Ma io avrei un’altra idea: intitolare a Sibilla de Afflicto un’aula di quello che spero sarà presto la Facoltà di Medicina e Chirurgia nella nostra città. E anche, perché no, un Premio Sibilla de Afflicto alle giovani donne della provincia che si distinguano nell’ambito scientifico.

LUCIA GANGALE

Nell’immagine lo stemma nobiliare della famiglia de Afflicto

Note

1) www.academia.edu/48845347/Brevi_note_sulla_famiglia_D_Afflitto.

2) Miranda Giovanni e Mastrolilli Maurizio, L’esercizio della cura delle malattie delle donne concesso alle medichesse od alle chirurghe in Napoli all’epoca angioina, in “Atti della Società italiana di ostetricia e ginecologia”, 1924, pag. 413. Gli autori rimandano anche ad un altro loro studio:

3) www.realtasannita.it/articoli/cultura/sibilla-de-afflicto-a-benevento-tra-medici-arabi-ed-ebrei.html.

4) http://san.beniculturali.it/web/san/dettaglio-complesso-documentario?step=dettaglio&codiSanCompl=san.cat.complArch.17634&idSogc=17634&id=17634

5) Scaricabile da qui: https://revistascientificas.us.es/index.php/CulturasyLiteraturas/article/download/17506/15946/69263.

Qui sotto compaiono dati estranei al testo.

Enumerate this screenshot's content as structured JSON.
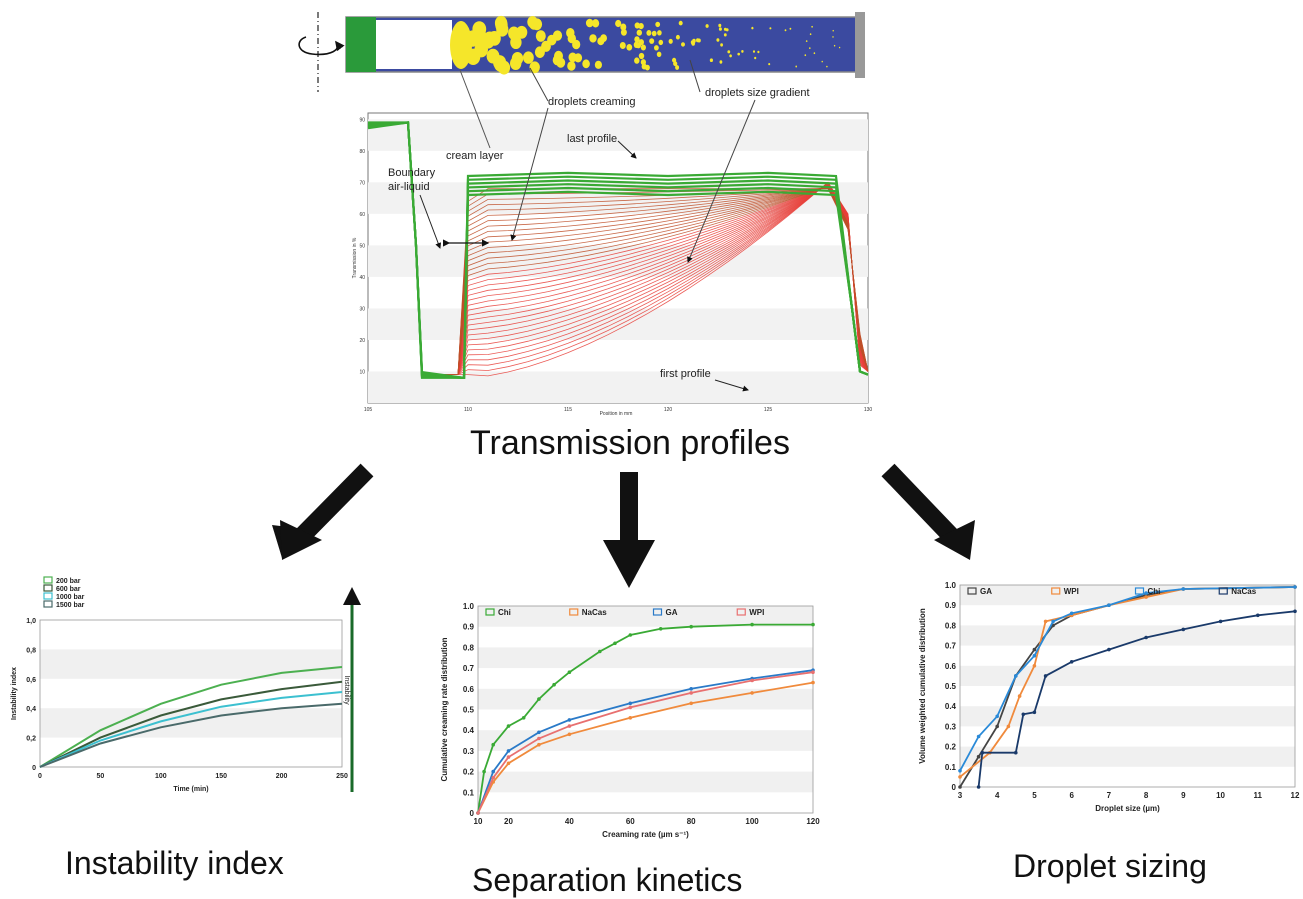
{
  "captions": {
    "transmission": "Transmission profiles",
    "instability": "Instability index",
    "separation": "Separation kinetics",
    "sizing": "Droplet sizing"
  },
  "tube_labels": {
    "creaming": "droplets creaming",
    "gradient": "droplets size gradient"
  },
  "profile_annotations": {
    "last": "last profile",
    "cream": "cream layer",
    "boundary_line1": "Boundary",
    "boundary_line2": "air-liquid",
    "first": "first profile"
  },
  "colors": {
    "tube_fill": "#3b4aa0",
    "droplet": "#f5e62a",
    "green": "#3aaa35",
    "red": "#e8403a",
    "arrow": "#111111"
  },
  "chart_data": [
    {
      "id": "transmission",
      "type": "line",
      "x_ticks": [
        "105",
        "110",
        "115",
        "120",
        "125",
        "130"
      ],
      "y_ticks": [
        "10",
        "20",
        "30",
        "40",
        "50",
        "60",
        "70",
        "80",
        "90"
      ],
      "xlabel": "Position in mm",
      "ylabel": "Transmission in %",
      "xlim": [
        105,
        130
      ],
      "ylim": [
        0,
        92
      ]
    },
    {
      "id": "instability",
      "type": "line",
      "xlabel": "Time (min)",
      "ylabel": "Instability index",
      "xlim": [
        0,
        250
      ],
      "ylim": [
        0,
        1.0
      ],
      "x_ticks": [
        "0",
        "50",
        "100",
        "150",
        "200",
        "250"
      ],
      "y_ticks": [
        "0",
        "0,2",
        "0,4",
        "0,6",
        "0,8",
        "1,0"
      ],
      "side_label": "Instability",
      "series": [
        {
          "name": "200 bar",
          "color": "#4cb050",
          "values": [
            [
              0,
              0
            ],
            [
              50,
              0.25
            ],
            [
              100,
              0.43
            ],
            [
              150,
              0.56
            ],
            [
              200,
              0.64
            ],
            [
              250,
              0.68
            ]
          ]
        },
        {
          "name": "600 bar",
          "color": "#3a5a3a",
          "values": [
            [
              0,
              0
            ],
            [
              50,
              0.2
            ],
            [
              100,
              0.35
            ],
            [
              150,
              0.46
            ],
            [
              200,
              0.53
            ],
            [
              250,
              0.58
            ]
          ]
        },
        {
          "name": "1000 bar",
          "color": "#3cc0d0",
          "values": [
            [
              0,
              0
            ],
            [
              50,
              0.18
            ],
            [
              100,
              0.31
            ],
            [
              150,
              0.41
            ],
            [
              200,
              0.47
            ],
            [
              250,
              0.51
            ]
          ]
        },
        {
          "name": "1500 bar",
          "color": "#4a6a6a",
          "values": [
            [
              0,
              0
            ],
            [
              50,
              0.16
            ],
            [
              100,
              0.27
            ],
            [
              150,
              0.35
            ],
            [
              200,
              0.4
            ],
            [
              250,
              0.43
            ]
          ]
        }
      ]
    },
    {
      "id": "separation",
      "type": "line",
      "xlabel": "Creaming rate (µm s⁻¹)",
      "ylabel": "Cumulative creaming rate distribution",
      "xlim": [
        10,
        120
      ],
      "ylim": [
        0,
        1.0
      ],
      "x_ticks": [
        "10",
        "20",
        "40",
        "60",
        "80",
        "100",
        "120"
      ],
      "y_ticks": [
        "0",
        "0.1",
        "0.2",
        "0.3",
        "0.4",
        "0.5",
        "0.6",
        "0.7",
        "0.8",
        "0.9",
        "1.0"
      ],
      "series": [
        {
          "name": "Chi",
          "color": "#3aaa35",
          "values": [
            [
              10,
              0
            ],
            [
              12,
              0.2
            ],
            [
              15,
              0.33
            ],
            [
              20,
              0.42
            ],
            [
              25,
              0.46
            ],
            [
              30,
              0.55
            ],
            [
              35,
              0.62
            ],
            [
              40,
              0.68
            ],
            [
              50,
              0.78
            ],
            [
              55,
              0.82
            ],
            [
              60,
              0.86
            ],
            [
              70,
              0.89
            ],
            [
              80,
              0.9
            ],
            [
              100,
              0.91
            ],
            [
              120,
              0.91
            ]
          ]
        },
        {
          "name": "NaCas",
          "color": "#f08a3c",
          "values": [
            [
              10,
              0
            ],
            [
              15,
              0.15
            ],
            [
              20,
              0.24
            ],
            [
              30,
              0.33
            ],
            [
              40,
              0.38
            ],
            [
              60,
              0.46
            ],
            [
              80,
              0.53
            ],
            [
              100,
              0.58
            ],
            [
              120,
              0.63
            ]
          ]
        },
        {
          "name": "GA",
          "color": "#2a7ac8",
          "values": [
            [
              10,
              0
            ],
            [
              15,
              0.2
            ],
            [
              20,
              0.3
            ],
            [
              30,
              0.39
            ],
            [
              40,
              0.45
            ],
            [
              60,
              0.53
            ],
            [
              80,
              0.6
            ],
            [
              100,
              0.65
            ],
            [
              120,
              0.69
            ]
          ]
        },
        {
          "name": "WPI",
          "color": "#e87070",
          "values": [
            [
              10,
              0
            ],
            [
              15,
              0.17
            ],
            [
              20,
              0.27
            ],
            [
              30,
              0.36
            ],
            [
              40,
              0.42
            ],
            [
              60,
              0.51
            ],
            [
              80,
              0.58
            ],
            [
              100,
              0.64
            ],
            [
              120,
              0.68
            ]
          ]
        }
      ]
    },
    {
      "id": "sizing",
      "type": "line",
      "xlabel": "Droplet size (µm)",
      "ylabel": "Volume weighted cumulative distribution",
      "xlim": [
        3,
        12
      ],
      "ylim": [
        0,
        1.0
      ],
      "x_ticks": [
        "3",
        "4",
        "5",
        "6",
        "7",
        "8",
        "9",
        "10",
        "11",
        "12"
      ],
      "y_ticks": [
        "0",
        "0.1",
        "0.2",
        "0.3",
        "0.4",
        "0.5",
        "0.6",
        "0.7",
        "0.8",
        "0.9",
        "1.0"
      ],
      "series": [
        {
          "name": "GA",
          "color": "#444444",
          "values": [
            [
              3,
              0
            ],
            [
              3.5,
              0.15
            ],
            [
              4,
              0.3
            ],
            [
              4.5,
              0.55
            ],
            [
              5,
              0.68
            ],
            [
              5.5,
              0.8
            ],
            [
              6,
              0.85
            ],
            [
              7,
              0.9
            ],
            [
              8,
              0.95
            ],
            [
              9,
              0.98
            ],
            [
              12,
              0.99
            ]
          ]
        },
        {
          "name": "WPI",
          "color": "#f08a3c",
          "values": [
            [
              3,
              0.05
            ],
            [
              3.8,
              0.17
            ],
            [
              4.3,
              0.3
            ],
            [
              4.6,
              0.45
            ],
            [
              5,
              0.6
            ],
            [
              5.3,
              0.82
            ],
            [
              6,
              0.85
            ],
            [
              7,
              0.9
            ],
            [
              8,
              0.94
            ],
            [
              9,
              0.98
            ],
            [
              12,
              0.99
            ]
          ]
        },
        {
          "name": "Chi",
          "color": "#2a8ad8",
          "values": [
            [
              3,
              0.08
            ],
            [
              3.5,
              0.25
            ],
            [
              4,
              0.35
            ],
            [
              4.5,
              0.55
            ],
            [
              5,
              0.65
            ],
            [
              5.5,
              0.82
            ],
            [
              6,
              0.86
            ],
            [
              7,
              0.9
            ],
            [
              8,
              0.96
            ],
            [
              9,
              0.98
            ],
            [
              12,
              0.99
            ]
          ]
        },
        {
          "name": "NaCas",
          "color": "#1a3a6a",
          "values": [
            [
              3.5,
              0
            ],
            [
              3.6,
              0.17
            ],
            [
              4.5,
              0.17
            ],
            [
              4.7,
              0.36
            ],
            [
              5,
              0.37
            ],
            [
              5.3,
              0.55
            ],
            [
              6,
              0.62
            ],
            [
              7,
              0.68
            ],
            [
              8,
              0.74
            ],
            [
              9,
              0.78
            ],
            [
              10,
              0.82
            ],
            [
              11,
              0.85
            ],
            [
              12,
              0.87
            ]
          ]
        }
      ]
    }
  ]
}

6) Come è spiegato in nota: «Nel lavoro di Calvanico possono essere identificati i seguenti nomi, accompagnati dai numeri di registrazione: Adelicia da Capua (3006); Bona di Guglielmo di Odorisio da Miglionico (3119); Clarice di Durisio da Foggia (3127); Costanza da Barletta (1168, 1209); Francesca, moglie di Matteo da Romano di Salerno, passata alla storia come S. Francesca Romana (1321-22, 1451, 1872, 1874); Francesca, moglie di Vestis (916); Gemma da Molfetta (1981); Isabella da Ocre (3195); Lauretta, moglie di Giovanni da Ponte da Saracena (1413, 2023, 20269; Letizia di Manso da Friano (3072); Mabilia di Scarpa da S. Maria (3327, 3371, 3406); Margherita di Napoli, da S. Maria (3534); Margherita de Ruga (3572, 3620) ; Margherita da Venosa (3226); Maria Gallicia (1165, 1234); Maria Incarnata (3571); Polisena de Troya (3598, 3610); Raymunda de Taberna (3643); Sabella di Ocro (o di Erro) (3071); Sibilla de Afflicto di Benevento (3407); Sibilia da S. Giovanni Rotondo (3227); Trotta di Troya (966); Venturella Consinata (o Cisinato) (1875); Vigorita da Rossano (3512). Sono noti, inoltre Cusina di Pastino (registro angioino n. 318 anni 1338-39 D, carta 90 retro) e Mobilia Scarpa (anno 1338). In Regesta Neapolitana si legge di una certa Anna, medica de Balusano (RN, doc.23, 923)».